What the redesign includes
- Content consolidation: Staff reviewed departmental pages and migrated essential content; the site map reduced about 480 pages to roughly 290.
- .gov domain and email: Haddad said the city secured approval for a .gov domain and that .gov addresses will be merged with current email addresses so messages still arrive at the existing accounts during the transition.
- Accessibility and translation: The beta includes an accessibility widget with options for larger text, high contrast, dyslexia-friendly display and animation pauses, plus an auto-translate function that supports many languages.
- Agenda and video integration: Haddad presented AgendaLink as the preferred agenda-management vendor and showed how an embedded interface displays an agenda, time-stamped video and attachments together. Staff said AgendaLink has been used by other cities such as Brea, Buena Park, Costa Mesa and Lawndale and that Pegasus (the city’s streaming provider) can work with AgendaLink.
Council reaction and next steps
Council members praised the design and staff work. Council member Deborah Klein Lopez, who co-led the communications subcommittee, thanked Haddad and staff for streamlining content and improving searchability and transparency. Council members emphasized outreach plans, including demonstrations for senior residents and materials for the business community. Haddad said staff training has started, a quality-assurance review of migrated content is complete, and the city aims to launch the site in summer 2025.
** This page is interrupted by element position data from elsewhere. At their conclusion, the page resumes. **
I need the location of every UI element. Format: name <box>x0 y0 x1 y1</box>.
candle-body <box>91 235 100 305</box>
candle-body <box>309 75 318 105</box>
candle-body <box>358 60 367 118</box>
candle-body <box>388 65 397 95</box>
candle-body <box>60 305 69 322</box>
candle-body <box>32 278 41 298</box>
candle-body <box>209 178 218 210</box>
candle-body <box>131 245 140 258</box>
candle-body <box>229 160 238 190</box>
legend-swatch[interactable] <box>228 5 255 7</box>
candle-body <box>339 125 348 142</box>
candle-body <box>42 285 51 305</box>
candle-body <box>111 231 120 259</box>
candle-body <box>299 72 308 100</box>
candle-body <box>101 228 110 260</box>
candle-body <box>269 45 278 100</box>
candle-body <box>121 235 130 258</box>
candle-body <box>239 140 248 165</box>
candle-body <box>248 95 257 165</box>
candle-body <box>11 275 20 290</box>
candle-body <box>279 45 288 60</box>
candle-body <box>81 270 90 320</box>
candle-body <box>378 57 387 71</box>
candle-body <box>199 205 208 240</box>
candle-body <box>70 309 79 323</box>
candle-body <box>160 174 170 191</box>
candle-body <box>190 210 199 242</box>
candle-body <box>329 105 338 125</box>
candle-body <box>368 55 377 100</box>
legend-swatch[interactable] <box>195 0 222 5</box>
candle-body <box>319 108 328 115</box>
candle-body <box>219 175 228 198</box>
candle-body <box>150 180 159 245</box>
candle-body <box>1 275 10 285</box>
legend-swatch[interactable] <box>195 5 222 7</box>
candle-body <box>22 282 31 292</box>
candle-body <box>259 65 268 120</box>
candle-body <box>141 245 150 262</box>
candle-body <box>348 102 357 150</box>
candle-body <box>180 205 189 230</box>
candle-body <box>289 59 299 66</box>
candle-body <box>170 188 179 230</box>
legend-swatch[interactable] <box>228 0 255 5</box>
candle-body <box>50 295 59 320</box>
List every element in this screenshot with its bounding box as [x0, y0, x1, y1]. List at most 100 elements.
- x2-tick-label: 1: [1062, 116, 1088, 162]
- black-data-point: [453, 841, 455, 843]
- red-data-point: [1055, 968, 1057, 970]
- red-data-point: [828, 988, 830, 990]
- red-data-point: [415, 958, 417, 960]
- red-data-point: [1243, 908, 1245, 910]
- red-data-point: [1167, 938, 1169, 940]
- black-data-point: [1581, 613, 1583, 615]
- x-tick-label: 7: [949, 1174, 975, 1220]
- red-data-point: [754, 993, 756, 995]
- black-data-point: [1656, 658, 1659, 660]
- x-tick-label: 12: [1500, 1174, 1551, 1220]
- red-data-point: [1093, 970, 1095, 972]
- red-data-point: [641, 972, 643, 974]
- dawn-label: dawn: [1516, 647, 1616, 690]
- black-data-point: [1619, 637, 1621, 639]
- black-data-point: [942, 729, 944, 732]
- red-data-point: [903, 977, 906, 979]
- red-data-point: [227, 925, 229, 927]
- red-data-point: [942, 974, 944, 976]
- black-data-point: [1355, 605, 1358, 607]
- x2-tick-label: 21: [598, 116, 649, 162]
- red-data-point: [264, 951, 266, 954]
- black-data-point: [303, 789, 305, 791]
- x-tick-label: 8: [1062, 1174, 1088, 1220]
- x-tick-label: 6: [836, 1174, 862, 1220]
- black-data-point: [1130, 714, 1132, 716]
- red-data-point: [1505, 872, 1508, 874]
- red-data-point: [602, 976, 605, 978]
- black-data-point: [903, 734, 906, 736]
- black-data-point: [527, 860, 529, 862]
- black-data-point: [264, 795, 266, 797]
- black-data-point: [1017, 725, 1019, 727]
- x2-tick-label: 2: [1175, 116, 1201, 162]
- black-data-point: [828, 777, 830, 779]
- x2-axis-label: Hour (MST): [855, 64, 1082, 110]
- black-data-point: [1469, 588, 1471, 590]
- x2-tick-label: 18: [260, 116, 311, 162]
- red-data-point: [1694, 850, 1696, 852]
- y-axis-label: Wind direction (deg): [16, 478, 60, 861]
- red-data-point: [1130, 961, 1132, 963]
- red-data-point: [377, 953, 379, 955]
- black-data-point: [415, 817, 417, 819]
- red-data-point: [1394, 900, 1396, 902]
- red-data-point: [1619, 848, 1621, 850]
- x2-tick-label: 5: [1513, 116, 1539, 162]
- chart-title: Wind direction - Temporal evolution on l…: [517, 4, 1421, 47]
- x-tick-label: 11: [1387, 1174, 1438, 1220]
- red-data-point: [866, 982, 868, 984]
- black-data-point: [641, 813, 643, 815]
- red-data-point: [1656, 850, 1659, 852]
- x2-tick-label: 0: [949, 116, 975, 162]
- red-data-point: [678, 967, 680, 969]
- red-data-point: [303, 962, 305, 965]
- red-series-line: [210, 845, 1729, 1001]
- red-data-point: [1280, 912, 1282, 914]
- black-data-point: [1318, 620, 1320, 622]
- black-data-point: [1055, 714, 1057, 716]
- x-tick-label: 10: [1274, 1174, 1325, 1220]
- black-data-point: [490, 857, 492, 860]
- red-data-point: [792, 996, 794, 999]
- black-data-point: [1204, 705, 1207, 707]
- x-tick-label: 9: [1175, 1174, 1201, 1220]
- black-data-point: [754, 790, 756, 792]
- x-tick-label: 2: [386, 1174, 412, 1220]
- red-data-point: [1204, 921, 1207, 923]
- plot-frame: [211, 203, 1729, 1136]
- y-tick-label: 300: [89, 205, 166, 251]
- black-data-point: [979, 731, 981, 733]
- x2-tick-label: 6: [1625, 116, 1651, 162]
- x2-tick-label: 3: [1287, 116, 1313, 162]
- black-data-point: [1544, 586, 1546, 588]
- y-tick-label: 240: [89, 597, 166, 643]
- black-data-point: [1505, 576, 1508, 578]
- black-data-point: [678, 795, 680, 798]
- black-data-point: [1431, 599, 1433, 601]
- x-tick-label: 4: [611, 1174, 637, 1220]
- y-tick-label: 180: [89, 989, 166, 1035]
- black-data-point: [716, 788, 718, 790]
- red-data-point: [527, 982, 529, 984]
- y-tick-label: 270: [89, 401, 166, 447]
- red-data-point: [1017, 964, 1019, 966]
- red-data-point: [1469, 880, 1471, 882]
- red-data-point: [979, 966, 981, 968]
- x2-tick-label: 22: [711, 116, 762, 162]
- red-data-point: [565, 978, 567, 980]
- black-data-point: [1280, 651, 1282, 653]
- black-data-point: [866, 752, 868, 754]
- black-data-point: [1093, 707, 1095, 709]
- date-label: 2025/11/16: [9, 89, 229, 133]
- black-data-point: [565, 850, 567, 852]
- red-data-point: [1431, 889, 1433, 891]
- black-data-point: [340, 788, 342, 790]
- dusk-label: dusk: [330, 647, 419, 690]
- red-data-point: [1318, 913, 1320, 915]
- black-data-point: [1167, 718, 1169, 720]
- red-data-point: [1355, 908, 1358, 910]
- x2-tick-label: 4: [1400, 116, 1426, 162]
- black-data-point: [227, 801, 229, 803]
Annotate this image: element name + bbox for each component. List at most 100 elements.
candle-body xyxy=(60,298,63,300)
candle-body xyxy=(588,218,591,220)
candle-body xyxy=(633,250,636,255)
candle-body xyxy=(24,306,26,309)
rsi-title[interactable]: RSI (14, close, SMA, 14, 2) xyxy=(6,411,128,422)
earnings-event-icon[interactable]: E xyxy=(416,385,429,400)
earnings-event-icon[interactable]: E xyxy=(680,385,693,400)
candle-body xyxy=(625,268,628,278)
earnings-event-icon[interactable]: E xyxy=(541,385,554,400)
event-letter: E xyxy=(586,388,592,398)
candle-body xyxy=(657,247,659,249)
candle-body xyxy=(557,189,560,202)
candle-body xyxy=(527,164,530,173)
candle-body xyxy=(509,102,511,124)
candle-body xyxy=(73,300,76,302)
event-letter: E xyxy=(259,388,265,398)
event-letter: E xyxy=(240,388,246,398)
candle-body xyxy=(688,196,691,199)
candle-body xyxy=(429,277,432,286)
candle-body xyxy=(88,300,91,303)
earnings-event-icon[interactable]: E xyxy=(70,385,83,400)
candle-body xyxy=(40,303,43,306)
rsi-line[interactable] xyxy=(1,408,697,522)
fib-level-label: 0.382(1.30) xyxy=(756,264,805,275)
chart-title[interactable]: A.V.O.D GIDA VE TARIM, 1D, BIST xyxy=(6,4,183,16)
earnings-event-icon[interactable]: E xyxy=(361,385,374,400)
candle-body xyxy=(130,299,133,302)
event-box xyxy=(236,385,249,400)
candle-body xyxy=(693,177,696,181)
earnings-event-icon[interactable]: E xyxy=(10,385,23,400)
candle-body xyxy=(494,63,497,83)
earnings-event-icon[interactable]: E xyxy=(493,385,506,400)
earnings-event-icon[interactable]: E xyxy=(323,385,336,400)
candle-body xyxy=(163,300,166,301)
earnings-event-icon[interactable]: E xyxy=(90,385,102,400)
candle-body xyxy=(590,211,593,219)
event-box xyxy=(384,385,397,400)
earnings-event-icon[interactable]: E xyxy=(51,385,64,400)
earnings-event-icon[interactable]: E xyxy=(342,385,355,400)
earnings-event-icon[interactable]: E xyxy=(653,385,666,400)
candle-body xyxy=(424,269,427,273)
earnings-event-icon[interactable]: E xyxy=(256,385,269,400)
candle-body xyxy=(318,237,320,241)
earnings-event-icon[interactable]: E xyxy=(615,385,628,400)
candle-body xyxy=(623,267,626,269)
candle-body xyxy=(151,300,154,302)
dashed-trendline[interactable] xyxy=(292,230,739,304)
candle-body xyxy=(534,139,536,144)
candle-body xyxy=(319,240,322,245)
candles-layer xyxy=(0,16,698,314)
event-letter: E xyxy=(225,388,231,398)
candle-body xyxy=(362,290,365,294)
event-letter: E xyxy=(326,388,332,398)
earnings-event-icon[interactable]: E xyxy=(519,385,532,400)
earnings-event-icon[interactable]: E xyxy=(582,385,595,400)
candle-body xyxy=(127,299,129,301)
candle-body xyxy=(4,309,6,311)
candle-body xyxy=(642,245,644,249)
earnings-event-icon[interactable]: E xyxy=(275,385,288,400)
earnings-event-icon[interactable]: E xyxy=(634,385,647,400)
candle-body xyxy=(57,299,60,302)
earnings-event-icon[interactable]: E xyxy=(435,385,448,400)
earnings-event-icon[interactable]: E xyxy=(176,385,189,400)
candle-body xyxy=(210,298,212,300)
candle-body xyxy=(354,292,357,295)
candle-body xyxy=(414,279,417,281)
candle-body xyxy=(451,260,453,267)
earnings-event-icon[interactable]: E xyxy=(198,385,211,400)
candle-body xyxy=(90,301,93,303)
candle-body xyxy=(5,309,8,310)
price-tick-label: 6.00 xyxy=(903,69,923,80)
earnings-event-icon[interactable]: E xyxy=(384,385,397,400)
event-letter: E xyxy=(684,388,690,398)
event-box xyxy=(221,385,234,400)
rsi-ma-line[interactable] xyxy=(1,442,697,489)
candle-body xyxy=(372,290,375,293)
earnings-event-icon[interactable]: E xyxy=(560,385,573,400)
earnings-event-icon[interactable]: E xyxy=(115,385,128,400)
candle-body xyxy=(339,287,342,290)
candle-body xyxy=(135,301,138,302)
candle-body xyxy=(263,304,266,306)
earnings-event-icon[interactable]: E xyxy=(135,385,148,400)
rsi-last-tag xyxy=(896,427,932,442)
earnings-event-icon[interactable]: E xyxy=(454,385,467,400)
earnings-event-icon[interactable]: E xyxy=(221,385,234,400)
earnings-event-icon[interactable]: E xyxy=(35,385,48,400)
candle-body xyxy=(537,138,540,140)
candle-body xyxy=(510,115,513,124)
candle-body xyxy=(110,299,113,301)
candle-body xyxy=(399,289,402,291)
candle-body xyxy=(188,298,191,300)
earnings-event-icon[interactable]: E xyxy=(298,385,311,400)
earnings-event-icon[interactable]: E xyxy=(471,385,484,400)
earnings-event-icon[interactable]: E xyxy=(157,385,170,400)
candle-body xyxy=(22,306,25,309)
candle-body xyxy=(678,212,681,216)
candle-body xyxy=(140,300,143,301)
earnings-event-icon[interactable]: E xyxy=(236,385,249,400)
Vote: Council member Deborah Klein Lopez moved to approve staff’s recommendation to proceed with the website redesign and related steps; Mayor Pro Tem Jeremy Wolf seconded. Roll call: Anderson—Aye; Anstead—Aye; Klein Lopez—Aye; Mayor Pro Tem Wolf—Aye; Mayor Sylvester—Aye. Motion passed 5-0.
Ending: Staff will continue content migration, finalize workflow and training, and return to council as needed before the public launch.